Fresh out of a Norton 360 controversy, Norton subsidiary Avira is also adding an Ether extraction feature to its antivirus product.
The company says the characteristic, which is on (and off by default), is designed to “mine cryptocurrency in a safer and easier way” by putting the processing power back inactive. Of course, safety and ease come at a considerable cost, reducing the already slim profits.
The rule of thumb is that your PC – and especially its GPU – might be better used when you’re doing something else, like mining the Ether coin from Ethereum.
But there is a catch
The unfortunate part of Norton’s plans for crypto mining is that Ethereum contains a structural weakness: gas fees (also known as transaction fees). According to Etherscan.io, you can expect to pay $ 33 to cover a single ETH transaction.

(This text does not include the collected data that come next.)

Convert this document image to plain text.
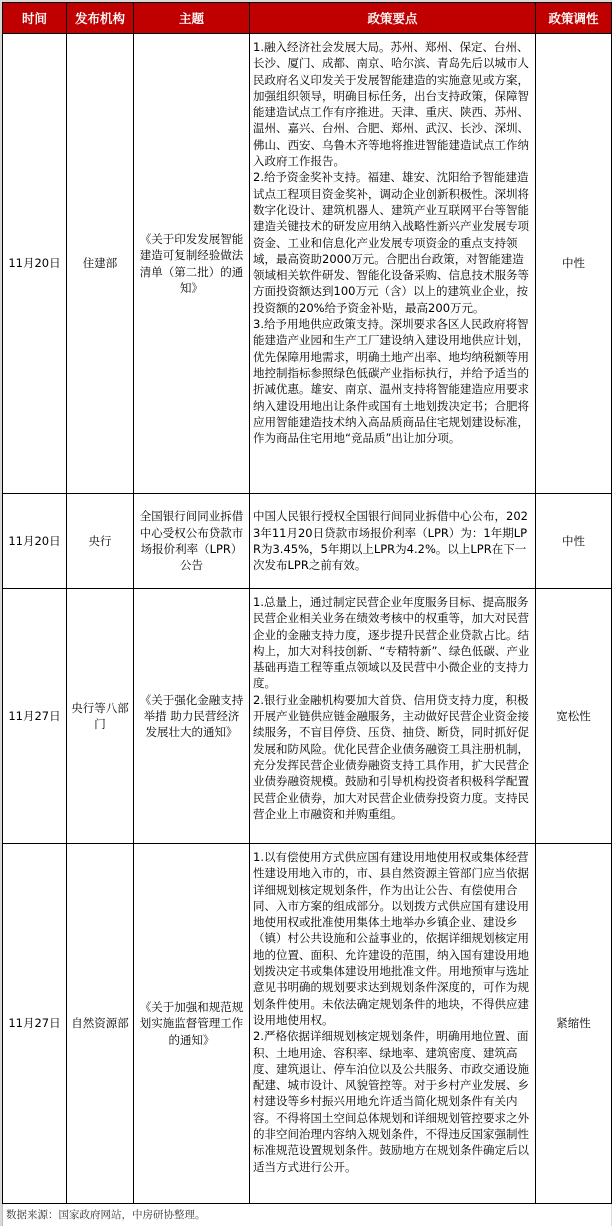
时间	发布机构	主题	政策要点	政策调性
11月20日	住建部	《关于印发发展智能建造可复制经验做法清单（第二批）的通知》	1.融入经济社会发展大局。苏州、郑州、保定、台州、长沙、厦门、成都、南京、哈尔滨、青岛先后以城市人民政府名义印发关于发展智能建造的实施意见或方案，加强组织领导，明确目标任务，出台支持政策，保障智能建造试点工作有序推进。天津、重庆、陕西、苏州、温州、嘉兴、台州、合肥、郑州、武汉、长沙、深圳、佛山、西安、乌鲁木齐等地将推进智能建造试点工作纳入政府工作报告。
2.给予资金奖补支持。福建、雄安、沈阳给予智能建造试点工程项目资金奖补，调动企业创新积极性。深圳将数字化设计、建筑机器人、建筑产业互联网平台等智能建造关键技术的研发应用纳入战略性新兴产业发展专项资金、工业和信息化产业发展专项资金的重点支持领域，最高资助2000万元。合肥出台政策，对智能建造领域相关软件研发、智能化设备采购、信息技术服务等方面投资额达到100万元（含）以上的建筑业企业，按投资额的20%给予资金补贴，最高200万元。
3.给予用地供应政策支持。深圳要求各区人民政府将智能建造产业园和生产工厂建设纳入建设用地供应计划，优先保障用地需求，明确土地产出率、地均纳税额等用地控制指标参照绿色低碳产业指标执行，并给予适当的折减优惠。雄安、南京、温州支持将智能建造应用要求纳入建设用地出让条件或国有土地划拨决定书；合肥将应用智能建造技术纳入高品质商品住宅规划建设标准，作为商品住宅用地“竞品质”出让加分项。	中性
11月20日	央行	全国银行间同业拆借中心受权公布贷款市场报价利率（LPR）公告	中国人民银行授权全国银行间同业拆借中心公布，2023年11月20日贷款市场报价利率（LPR）为：1年期LPR为3.45%，5年期以上LPR为4.2%。以上LPR在下一次发布LPR之前有效。	中性
11月27日	央行等八部门	《关于强化金融支持举措 助力民营经济发展壮大的通知》	1.总量上，通过制定民营企业年度服务目标、提高服务民营企业相关业务在绩效考核中的权重等，加大对民营企业的金融支持力度，逐步提升民营企业贷款占比。结构上，加大对科技创新、“专精特新”、绿色低碳、产业基础再造工程等重点领域以及民营中小微企业的支持力度。
2.银行业金融机构要加大首贷、信用贷支持力度，积极开展产业链供应链金融服务，主动做好民营企业资金接续服务，不盲目停贷、压贷、抽贷、断贷，同时抓好促发展和防风险。优化民营企业债务融资工具注册机制，充分发挥民营企业债券融资支持工具作用，扩大民营企业债券融资规模。鼓励和引导机构投资者积极科学配置民营企业债券，加大对民营企业债券投资力度。支持民营企业上市融资和并购重组。	宽松性
11月27日	自然资源部	《关于加强和规范规划实施监督管理工作的通知》	1.以有偿使用方式供应国有建设用地使用权或集体经营性建设用地入市的，市、县自然资源主管部门应当依据详细规划核定规划条件，作为出让公告、有偿使用合同、入市方案的组成部分。以划拨方式供应国有建设用地使用权或批准使用集体土地举办乡镇企业、建设乡（镇）村公共设施和公益事业的，依据详细规划核定用地的位置、面积、允许建设的范围，纳入国有建设用地划拨决定书或集体建设用地批准文件。用地预审与选址意见书明确的规划要求达到规划条件深度的，可作为规划条件使用。未依法确定规划条件的地块，不得供应建设用地使用权。
2.严格依据详细规划核定规划条件，明确用地位置、面积、土地用途、容积率、绿地率、建筑密度、建筑高度、建筑退让、停车泊位以及公共服务、市政交通设施配建、城市设计、风貌管控等。对于乡村产业发展、乡村建设等乡村振兴用地允许适当简化规划条件有关内容。不得将国土空间总体规划和详细规划管控要求之外的非空间治理内容纳入规划条件，不得违反国家强制性标准规范设置规划条件。鼓励地方在规划条件确定后以适当方式进行公开。	紧缩性
数据来源：国家政府网站，中房研协整理。
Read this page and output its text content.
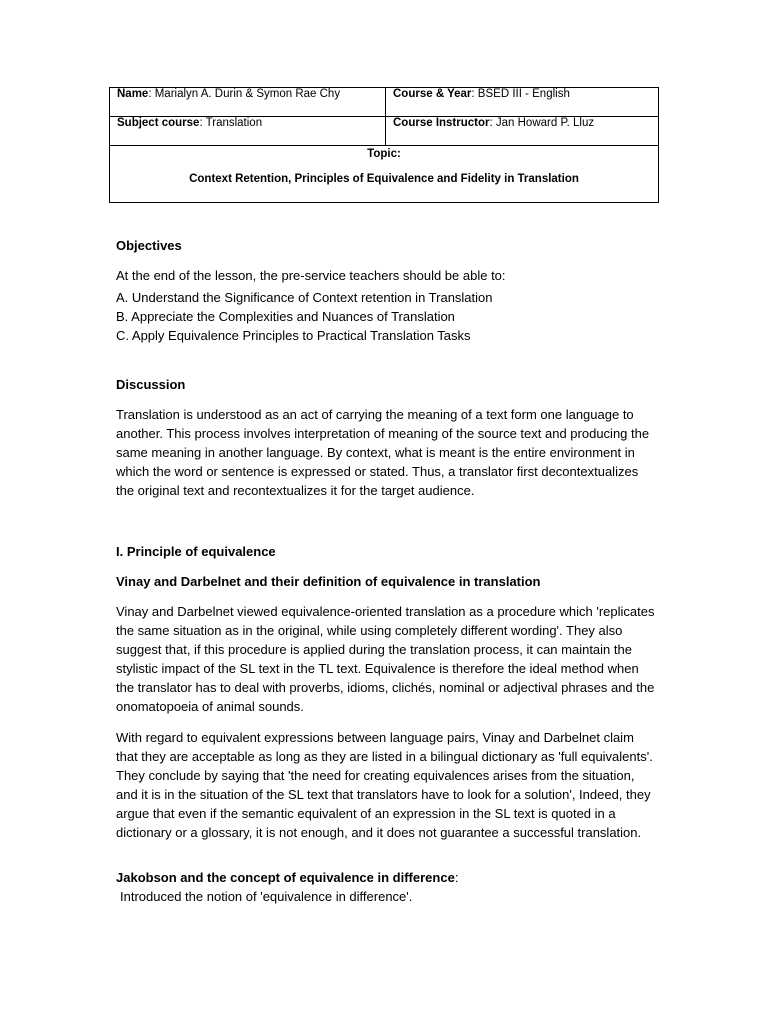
Name: Marialyn A. Durin & Symon Rae Chy	Course & Year: BSED III - English
Subject course: Translation	Course Instructor: Jan Howard P. Lluz

Topic:
Context Retention, Principles of Equivalence and Fidelity in Translation	
Objectives

At the end of the lesson, the pre-service teachers should be able to:

A. Understand the Significance of Context retention in Translation
B. Appreciate the Complexities and Nuances of Translation
C. Apply Equivalence Principles to Practical Translation Tasks
Discussion

Translation is understood as an act of carrying the meaning of a text form one language to another. This process involves interpretation of meaning of the source text and producing the same meaning in another language. By context, what is meant is the entire environment in which the word or sentence is expressed or stated. Thus, a translator first decontextualizes the original text and recontextualizes it for the target audience.

I. Principle of equivalence
Vinay and Darbelnet and their definition of equivalence in translation

Vinay and Darbelnet viewed equivalence-oriented translation as a procedure which 'replicates the same situation as in the original, while using completely different wording'. They also suggest that, if this procedure is applied during the translation process, it can maintain the stylistic impact of the SL text in the TL text. Equivalence is therefore the ideal method when the translator has to deal with proverbs, idioms, clichés, nominal or adjectival phrases and the onomatopoeia of animal sounds.

With regard to equivalent expressions between language pairs, Vinay and Darbelnet claim that they are acceptable as long as they are listed in a bilingual dictionary as 'full equivalents'. They conclude by saying that 'the need for creating equivalences arises from the situation, and it is in the situation of the SL text that translators have to look for a solution', Indeed, they argue that even if the semantic equivalent of an expression in the SL text is quoted in a dictionary or a glossary, it is not enough, and it does not guarantee a successful translation.

Jakobson and the concept of equivalence in difference:

Introduced the notion of 'equivalence in difference'.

When combined with Norton’s 15% reduction in mining, users will have virtually nothing unless they fully engage their GPUs in mining, which will drive up the consumption costs. associated energy.
While other coins, like Solana, seek to reduce these fees, they are a fact of the cryptocurrency world and in some ways a barrier to its wider adoption. Consumers hate credit card fees, which are significantly lower than many ETH transactions.
On top of that, you are unlikely to mine that much. The edge find that one night of mining for ETH generated $ 0.66 in ETH and cost $ 0.66 in electricity, meaning they broke even.